Qual seria a explicação para tal conclusão da opinião pública? “Parte da justificativa reside no fato de que os Estados Unidos não deveriam ter gasto tanto dinheiro e tantas vidas nesse conflito”, conta Chomsky, mas reitera, sereno, com tom provocativo e irônico: “a outra parte, bom, é impensável, melhor não falar sobre”.

A reflexão de Noam Chomsky sobre a grande mídia nos Estados Unidos se baseia e resume nessa última sentença. Sua conclusão é de que, nos países “ditos livres”, há certas pautas, temas e coisas que não devem ser pronunciadas ou discutidas; mais do que isso, não devem nem ser pensadas.

Ainda sobre a Guerra do Vietnã, o sociólogo lembra: “no começo, foi apoiada pela elite, que depois retirou o seu apoio”. Obama chamou o conflito da década de 1960 de “erro estratégico”. “O mesmo que os generais alemães disseram após invadirem a União Soviética”, compara Chomsky. Nesse caso, não seria de comparar a fala do ex-presidente norte-americano com os nazistas, mas de compreender como a mídia se posiciona com olhar de repúdio as manobras militares alheias, mas é complacente com a agressividade dos Estados Unidos.

Chomsky critica certa hipocrisia da mídia dita livre dos EUA, que expõe suas contradições conforme o interesse socioeconômico e político de seu país. Citou para ilustrar o exemplo da Nicarágua nos anos 1980, quando o jornal La Prensa apoiou a invasão no seu próprio país e a guerra, algo “chocante”, usado para “atacar o governo Sandinista”, e que nunca aconteceria em outros países (nos EUA, por exemplo, a mídia jamais apoiaria uma invasão em território norte-americano). Curiosamente, os Estados Unidos apoiavam a guerra na Nicarágua, e a imprensa estadunidense era contra o governo sandinista. A atitude do jornal La Prensa nunca foi criticada.

Melhor não pensar sobre

Chegando ao final da coletiva, Chomsky propõe: “vou contar um último caso para vocês, e depois farei uma pergunta da qual não tenho resposta. Espero que vocês possam responder”.

Conta o caso de uma pesquisa feita por uma instituição estadunidense, que perguntava “qual é o país que mais faz ameaças?” antes aos norte-americanos, e depois a pessoas de diferentes países. Nos Estados Unidos, as pessoas responderam Iraque, Irã, Coreia do Norte, etc. No resto do mundo, a resposta foi unânime. “Guess who!” (“adivinhe quem”), interroga com ironia Chomsky. Os Estados Unidos.

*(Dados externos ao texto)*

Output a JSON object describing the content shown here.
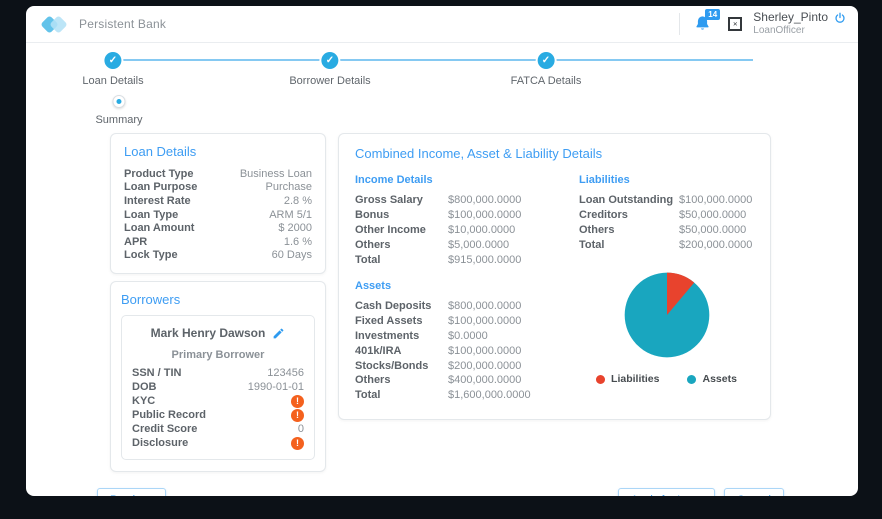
{
  "header": {
    "brand": "Persistent Bank",
    "notification_count": "14",
    "user_name": "Sherley_Pinto",
    "user_role": "LoanOfficer"
  },
  "stepper": {
    "steps": [
      {
        "label": "Loan Details",
        "state": "completed"
      },
      {
        "label": "Borrower Details",
        "state": "completed"
      },
      {
        "label": "FATCA Details",
        "state": "completed"
      },
      {
        "label": "Summary",
        "state": "current"
      }
    ]
  },
  "loan_details": {
    "title": "Loan Details",
    "rows": [
      {
        "label": "Product Type",
        "value": "Business Loan"
      },
      {
        "label": "Loan Purpose",
        "value": "Purchase"
      },
      {
        "label": "Interest Rate",
        "value": "2.8 %"
      },
      {
        "label": "Loan Type",
        "value": "ARM 5/1"
      },
      {
        "label": "Loan Amount",
        "value": "$ 2000"
      },
      {
        "label": "APR",
        "value": "1.6 %"
      },
      {
        "label": "Lock Type",
        "value": "60 Days"
      }
    ]
  },
  "borrowers": {
    "title": "Borrowers",
    "name": "Mark Henry Dawson",
    "subtitle": "Primary Borrower",
    "rows": [
      {
        "label": "SSN / TIN",
        "value": "123456",
        "type": "text"
      },
      {
        "label": "DOB",
        "value": "1990-01-01",
        "type": "text"
      },
      {
        "label": "KYC",
        "value": "!",
        "type": "alert"
      },
      {
        "label": "Public Record",
        "value": "!",
        "type": "alert"
      },
      {
        "label": "Credit Score",
        "value": "0",
        "type": "text"
      },
      {
        "label": "Disclosure",
        "value": "!",
        "type": "alert"
      }
    ]
  },
  "combined": {
    "title": "Combined Income, Asset & Liability Details",
    "income": {
      "title": "Income Details",
      "rows": [
        {
          "label": "Gross Salary",
          "value": "$800,000.0000"
        },
        {
          "label": "Bonus",
          "value": "$100,000.0000"
        },
        {
          "label": "Other Income",
          "value": "$10,000.0000"
        },
        {
          "label": "Others",
          "value": "$5,000.0000"
        },
        {
          "label": "Total",
          "value": "$915,000.0000"
        }
      ]
    },
    "liabilities": {
      "title": "Liabilities",
      "rows": [
        {
          "label": "Loan Outstanding",
          "value": "$100,000.0000"
        },
        {
          "label": "Creditors",
          "value": "$50,000.0000"
        },
        {
          "label": "Others",
          "value": "$50,000.0000"
        },
        {
          "label": "Total",
          "value": "$200,000.0000"
        }
      ]
    },
    "assets": {
      "title": "Assets",
      "rows": [
        {
          "label": "Cash Deposits",
          "value": "$800,000.0000"
        },
        {
          "label": "Fixed Assets",
          "value": "$100,000.0000"
        },
        {
          "label": "Investments",
          "value": "$0.0000"
        },
        {
          "label": "401k/IRA",
          "value": "$100,000.0000"
        },
        {
          "label": "Stocks/Bonds",
          "value": "$200,000.0000"
        },
        {
          "label": "Others",
          "value": "$400,000.0000"
        },
        {
          "label": "Total",
          "value": "$1,600,000.0000"
        }
      ]
    }
  },
  "chart_data": {
    "type": "pie",
    "labels": [
      "Liabilities",
      "Assets"
    ],
    "values": [
      200000,
      1600000
    ],
    "colors": [
      "#e8432d",
      "#19a6bf"
    ],
    "legend_position": "bottom"
  },
  "footer": {
    "previous_label": "Previous",
    "apply_label": "Apply for Loan",
    "cancel_label": "Cancel"
  },
  "colors": {
    "accent_blue": "#2e9bf0",
    "step_complete": "#29abe2",
    "alert_orange": "#f4611e"
  }
}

A pesquisa nunca foi divulgada pela imprensa norte-americana, talvez porque refletia um sintoma causado por ela própria. “A pergunta também nunca mais foi feita”, conta Chomsky, e lembra que essa pesquisa foi feita na época do governo Obama, em tese progressista; se ali já não foi tornada pública, “imagine hoje em dia, com o atual governo”. A pergunta final prometida pelo sociólogo: “essa pesquisa foi divulgada no Brasil?” e sorri. Provavelmente ele desconfiava da resposta. 

Concluí sua reflexão sobre a mídia: “Certas coisas não se perguntam, certas coisas não se dizem”.